Auch in den Redaktionen arbeiten seit Jahren vergleichsweise wenige Journalist*innen mit Migrationsgeschichte (Pöttker 2016). Hier kann damit begonnen werden, gängige Rekrutierungsmaßnahmen zu überprüfen und zu ändern, sodass sich diese Gruppe angesprochen fühlt.
Vielfältig besetzte Redaktionen können eine positive Außenwirkung haben (Role Models, Vorbildfunktion, Medien spiegeln die Gesellschaft wider). Dazu zählt auch die zu erwartetende Perspektivenvielfalt, die sich in der Transkulturalisierung des Content widerspiegelt (z.B. funk-Formate wie Datteltäter).
Die Kosten des Projekts Diversity müssen in Relation zum Nutzen stehen, wobei sich der Einsatz der Ressourcen durchaus mit Gewinnen in Form neuer Nutzergruppen und Publika auszahlen kann.
Die britische BBC beispielsweise kann nachweisen, dass mit der Diversity-Strategie neue Zuschauergruppen gewonnen wurden.
Wie kann man minimale und Goldstandards einführen?
Die eine Methode zur Evaluierung der eingesetzten Diversity-Maßnahmen gibt es nicht. Entsprechend der unterschiedlichen Standortbestimmungen in jedem Medienhaus müssen auch maßgeschneiderte Ansätze der Evaluierung zum Tragen kommen. Dabei können unterschiedliche Schwerpunkte gesetzt werden. Schwerpunkte einer Evaluierung können von folgenden Aspekten abhängig sein:
- den jeweiligen Ziele der Diversity-Strategie (z.B. 50 Prozent des kommenden Volontariatsjahrgangs sollten marginalisierten Gruppen angehören)
- der damit aufgewendeten Ressourcen (ökonomisch, personell, zeitlich).
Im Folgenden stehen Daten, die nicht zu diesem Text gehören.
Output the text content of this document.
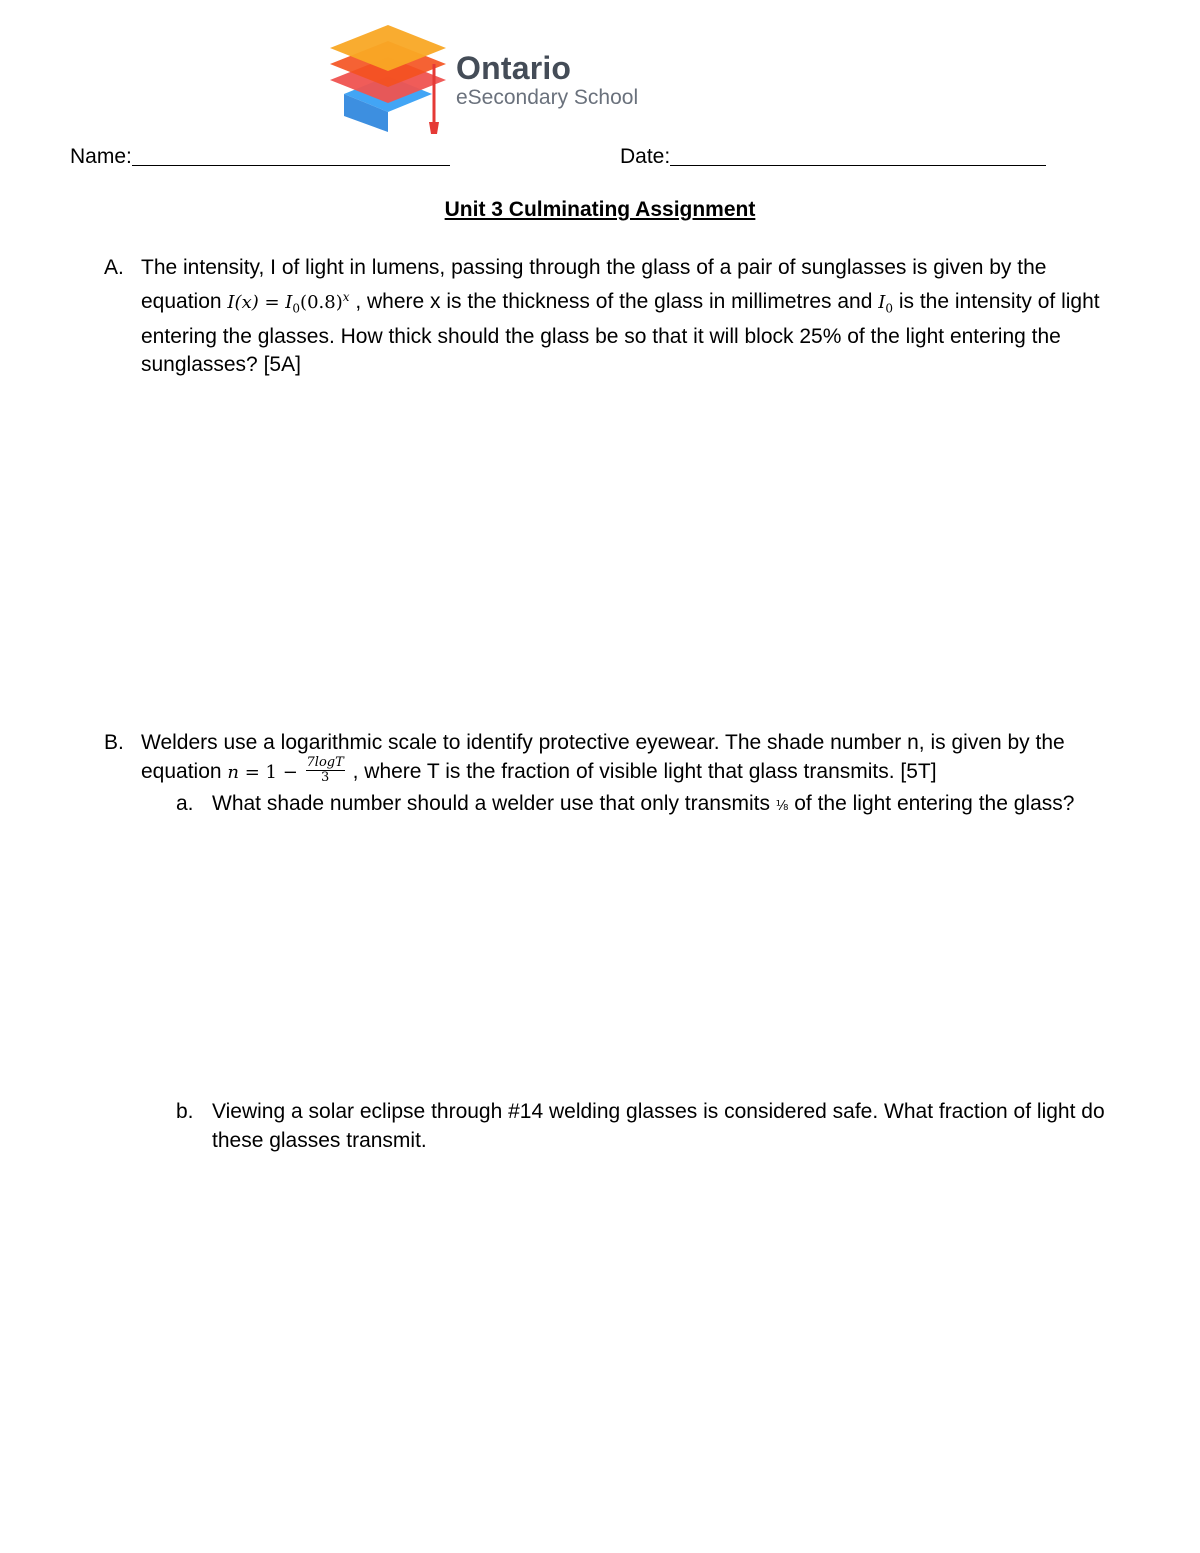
Ontario
eSecondary School
Name:	Date:
Unit 3 Culminating Assignment
A. The intensity, I of light in lumens, passing through the glass of a pair of sunglasses is given by the equation $I(x) = I_0(0.8)^x$ , where x is the thickness of the glass in millimetres and $I_0$ is the intensity of light entering the glasses. How thick should the glass be so that it will block 25% of the light entering the sunglasses? [5A]
B. Welders use a logarithmic scale to identify protective eyewear. The shade number n, is given by the equation $n = 1 - \frac{7\log T}{3}$ , where T is the fraction of visible light that glass transmits. [5T]
a. What shade number should a welder use that only transmits ⅛ of the light entering the glass?
b. Viewing a solar eclipse through #14 welding glasses is considered safe. What fraction of light do these glasses transmit.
Für den obigen Fall wäre zum Beispiel zu entscheiden, ob Diversity-Maßnahmen für Volontariate kostenneutral ablaufen und die HR-Abteilung beteiligt werden soll. Auch Laufzeiten, Zwischenevaluationen und Meilensteine müssen definiert werden
- dem Stand der Entwicklung in Sachen Diversifizierung im jeweiligen Medienunternehmen
Wichtig: Unabhängig davon, welcher Schwerpunkt gesetzt wird, sollten stets Repräsentant*innen der Zielgruppen von Diversity-Strategien in die Konzeptionierung, Umsetzung und Analyse der Maßnahmen und ihrer Ergebnisse einbezogen werden. Auf der Grundlage von bisherigen Studien (NdM 2020, Horz 2016) können wir davon ausgehen, dass der Großteil der Rundfunksender und Verlage keine oder kaum konkrete Diversity-Maßnahmen umgesetzt hat.
Unternehmen, die erste Schritte in Richtung Diversity setzen möchten:
Hier eignen sich im Anschluss an die Standortbestimmung zunächst minimale Evaluierungs-Standards. Dazu gehören Evaluationen, die den Stand der Umsetzung der zuvor definierten Maßnahmen einschätzen helfen, sodass bewertet werden kann, welche Maßnahmen rechtzeitig begonnen wurden und wo es Nachholbedarf gibt.
- Liegt die Neuformulierung der Volontariatsausschreibung im Zeitplan?
- Wurden Weiterbildungsmaßnahmen und Workshops für kultursensible Berichterstattungs geschneidert?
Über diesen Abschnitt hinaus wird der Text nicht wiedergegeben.